Vor welchen Herausforderungen stand und steht Berufliche Bildung in Werkstätten für behinderte Menschen?
Sascha Richter: Ein großes Ziel der letzten Jahre bei allen Trägern und unserer Dachverbände war die Standardisierung der Prozesse, auch mit dem Ziel der Chancengleichheit. Dies ging von Vereinheitlichung der Zertifikate bis hin zur Einführung und Weiterentwicklung von für die Eingliederungshilfe passsende Rahmenpläne. Eine ständige Aufgabe ist das Herausarbeiten passender zertifizierbarer Qualifizierungsangebote für Menschen, für die ein regulärer Ausbildungsgang zu herausfordernd ist; mit dem Ziel so trotzdem einen Zugang auf den ersten Arbeitsmarkt zu schaffen oder die persönliche Entwicklung im Rahmen der Werkstatttätigkeit zu fördern.

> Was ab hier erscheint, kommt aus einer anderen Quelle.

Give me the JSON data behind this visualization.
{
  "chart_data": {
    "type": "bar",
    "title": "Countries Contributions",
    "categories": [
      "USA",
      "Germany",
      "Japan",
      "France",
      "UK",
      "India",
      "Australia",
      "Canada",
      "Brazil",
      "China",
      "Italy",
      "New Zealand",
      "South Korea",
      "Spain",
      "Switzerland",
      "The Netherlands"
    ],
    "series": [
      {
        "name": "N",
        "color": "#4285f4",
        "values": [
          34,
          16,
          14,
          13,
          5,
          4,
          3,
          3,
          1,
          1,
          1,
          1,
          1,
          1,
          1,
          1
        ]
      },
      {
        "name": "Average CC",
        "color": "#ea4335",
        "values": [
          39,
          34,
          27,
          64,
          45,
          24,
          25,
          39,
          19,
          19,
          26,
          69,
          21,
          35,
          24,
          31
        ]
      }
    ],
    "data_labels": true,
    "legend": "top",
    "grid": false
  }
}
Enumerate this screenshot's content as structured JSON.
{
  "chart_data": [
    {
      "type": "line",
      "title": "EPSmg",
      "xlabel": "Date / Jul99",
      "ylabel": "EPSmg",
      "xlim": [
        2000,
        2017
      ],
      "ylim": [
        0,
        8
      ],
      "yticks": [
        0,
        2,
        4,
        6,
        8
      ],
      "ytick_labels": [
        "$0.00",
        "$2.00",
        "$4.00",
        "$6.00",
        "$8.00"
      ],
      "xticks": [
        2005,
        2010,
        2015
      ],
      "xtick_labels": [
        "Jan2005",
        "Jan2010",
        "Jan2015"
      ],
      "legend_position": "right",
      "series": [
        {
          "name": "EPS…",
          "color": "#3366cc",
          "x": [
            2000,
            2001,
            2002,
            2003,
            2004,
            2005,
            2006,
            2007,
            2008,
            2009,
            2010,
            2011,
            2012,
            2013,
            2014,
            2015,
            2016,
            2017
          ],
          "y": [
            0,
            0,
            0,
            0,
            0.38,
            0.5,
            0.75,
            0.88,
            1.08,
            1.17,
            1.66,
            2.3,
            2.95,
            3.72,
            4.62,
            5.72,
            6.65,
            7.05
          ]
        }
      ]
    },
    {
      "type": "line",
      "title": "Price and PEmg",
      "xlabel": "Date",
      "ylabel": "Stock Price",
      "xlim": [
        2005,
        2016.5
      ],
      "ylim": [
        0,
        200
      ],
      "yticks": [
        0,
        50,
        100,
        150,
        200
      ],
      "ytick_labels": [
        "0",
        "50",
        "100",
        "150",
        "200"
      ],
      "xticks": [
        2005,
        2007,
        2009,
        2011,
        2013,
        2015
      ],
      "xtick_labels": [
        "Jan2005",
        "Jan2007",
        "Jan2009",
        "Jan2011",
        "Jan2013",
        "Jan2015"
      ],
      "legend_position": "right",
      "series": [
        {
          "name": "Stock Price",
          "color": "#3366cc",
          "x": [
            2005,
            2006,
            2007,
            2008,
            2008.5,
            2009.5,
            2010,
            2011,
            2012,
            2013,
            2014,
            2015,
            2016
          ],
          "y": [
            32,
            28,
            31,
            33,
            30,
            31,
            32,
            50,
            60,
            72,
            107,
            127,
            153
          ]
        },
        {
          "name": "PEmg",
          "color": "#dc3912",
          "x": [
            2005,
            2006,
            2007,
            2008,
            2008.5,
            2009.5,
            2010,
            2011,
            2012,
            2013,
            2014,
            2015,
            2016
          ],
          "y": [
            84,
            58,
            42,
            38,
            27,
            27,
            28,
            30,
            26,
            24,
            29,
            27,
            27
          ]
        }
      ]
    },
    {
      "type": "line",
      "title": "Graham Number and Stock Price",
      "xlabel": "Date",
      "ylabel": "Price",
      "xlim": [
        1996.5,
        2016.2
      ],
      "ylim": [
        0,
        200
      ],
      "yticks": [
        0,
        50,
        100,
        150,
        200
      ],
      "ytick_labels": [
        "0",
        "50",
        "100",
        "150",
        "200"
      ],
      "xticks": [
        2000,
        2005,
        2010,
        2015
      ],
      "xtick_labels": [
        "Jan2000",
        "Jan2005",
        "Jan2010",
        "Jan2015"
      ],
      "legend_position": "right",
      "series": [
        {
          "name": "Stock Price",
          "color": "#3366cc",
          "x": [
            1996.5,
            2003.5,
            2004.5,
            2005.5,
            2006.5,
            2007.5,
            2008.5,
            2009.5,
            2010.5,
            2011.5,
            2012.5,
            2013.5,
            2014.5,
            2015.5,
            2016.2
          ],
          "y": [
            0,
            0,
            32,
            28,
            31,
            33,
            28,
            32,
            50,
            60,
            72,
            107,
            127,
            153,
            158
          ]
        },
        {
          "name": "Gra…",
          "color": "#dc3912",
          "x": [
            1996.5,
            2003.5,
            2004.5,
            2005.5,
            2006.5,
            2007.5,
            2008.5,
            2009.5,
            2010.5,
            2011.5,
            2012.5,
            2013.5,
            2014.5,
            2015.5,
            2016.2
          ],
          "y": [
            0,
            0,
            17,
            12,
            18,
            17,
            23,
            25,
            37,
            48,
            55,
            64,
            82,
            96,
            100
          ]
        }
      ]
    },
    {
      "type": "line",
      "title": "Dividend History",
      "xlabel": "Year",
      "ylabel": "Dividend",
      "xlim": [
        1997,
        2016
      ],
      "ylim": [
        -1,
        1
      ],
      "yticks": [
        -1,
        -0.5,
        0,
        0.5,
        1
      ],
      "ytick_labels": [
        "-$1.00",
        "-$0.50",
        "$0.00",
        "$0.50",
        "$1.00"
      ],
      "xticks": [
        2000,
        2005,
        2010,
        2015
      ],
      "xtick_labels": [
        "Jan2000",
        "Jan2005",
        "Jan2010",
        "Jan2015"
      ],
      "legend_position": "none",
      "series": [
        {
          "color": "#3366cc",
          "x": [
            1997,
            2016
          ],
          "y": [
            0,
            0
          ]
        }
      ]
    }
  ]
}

Zuletzt wurden aus der Politik wieder Reformvorschläge veröffentlicht, die u.a. einfordern, die Berufliche Bildung als Rehabilitationsprozess mehr aus der Werkstatt herauszulösen. Mit Blick auf die individuelle Förderung des Menschen sind diese pauschalen Ansätze kritisch zu reflektieren. Dass der Bereich immer weiterzuentwickeln ist, steht außer Frage und wir als Werkstatträger zeigen uns hier engagiert.